Revisiting Hubert Selby, Jr.
This past week, I have been thinking about the American writer Hubert Selby, Jr. (1928 -- 2004). I had read Selby's novel "Last Exit to Brooklyn" years ago and posted a review here on Alibris. I had also seen the film of Selby's book when it came out in 1989. In thinking about Selby again, I watched a video documentary "It//ll Be Better Tomorrow", from 2005, the year after his death. Then, I watched this film of Selby's other famous book, "Requiem for a Dream". Selby's novel was written in 1978, while the film version dates from 2000. The film has become famous. Selby co-wrote the screenplay with Daniel Aronofsky who also directed the film.
This is a sad film set in Brighton Beach, Brooklyn, that explores the impact of drug addiction on four people. There are three young people: Harry Goldfarb (Jared Leto), his friend Tyrone Love (Marion Wayans), and his love, (Marion Silver). The fourth person is Harry's mother, the widowed Sara Goldfarb, in a moving performance by Ellen Burstyn, who received an Academy Award best-actress nomination. The film features an outstanding, dramatic musical score. It also features rapid-fire shifting between scenes and surrealistic interludes showing drug use and various drug-induced hallucinations. There are outstanding scenes of Brooklyn streets together with graphic depictions of drug use.

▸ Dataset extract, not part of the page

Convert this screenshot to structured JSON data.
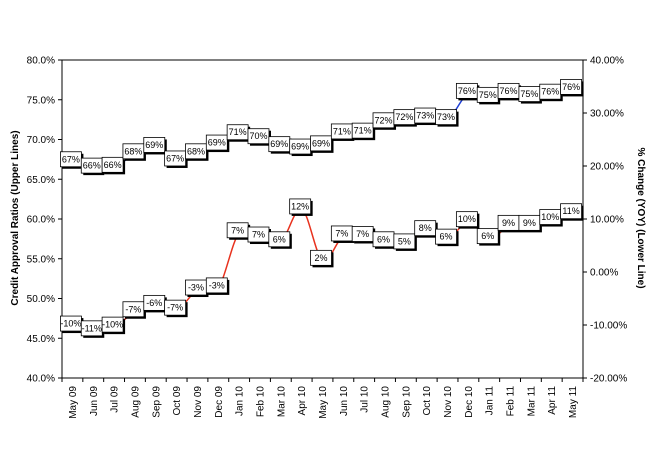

Each of the four characters has a dream and each dream is dashed due to drugs. The three young people are recent high school graduates with their dreams of love and financial success struggling to make their way with drugs. The film shows their inexorable dooms from addiction. Sara Goldfarb has led a lonely life since the death of her husband and worries about her wayward son. She is a "t.v. junkie" until she receives an apparent opportunity to be on a game show. She becomes addicted to pills in an attempt to lose weight. Her story is juxtaposed with that of the three younger people.
"Requiem for a dream" is a raw, uncompromising film which reminded me of my much earlier reading and viewing of "Last Exit to Brooklyn." The documentary of Selby that I watched "It/ll be better tomorrow" had insights into the movie. It featured interviews with Burstyn, Aronofsky, and with Selby himself. They all stated that the film was not merely about drug addiction. Instead, the film is about human dreams and their frailty and the need for love. The characters, their backgrounds, and the materialistic, limited character of their dreams get explored in the film. The film suggests the need for meaning, love, and hope to overcome despair and loneliness.
Selby is an under-appreciated American writer, and I was glad to think about him again. I hope to read the book on which this film is based. The movie is shocking with a lurid, sad beauty.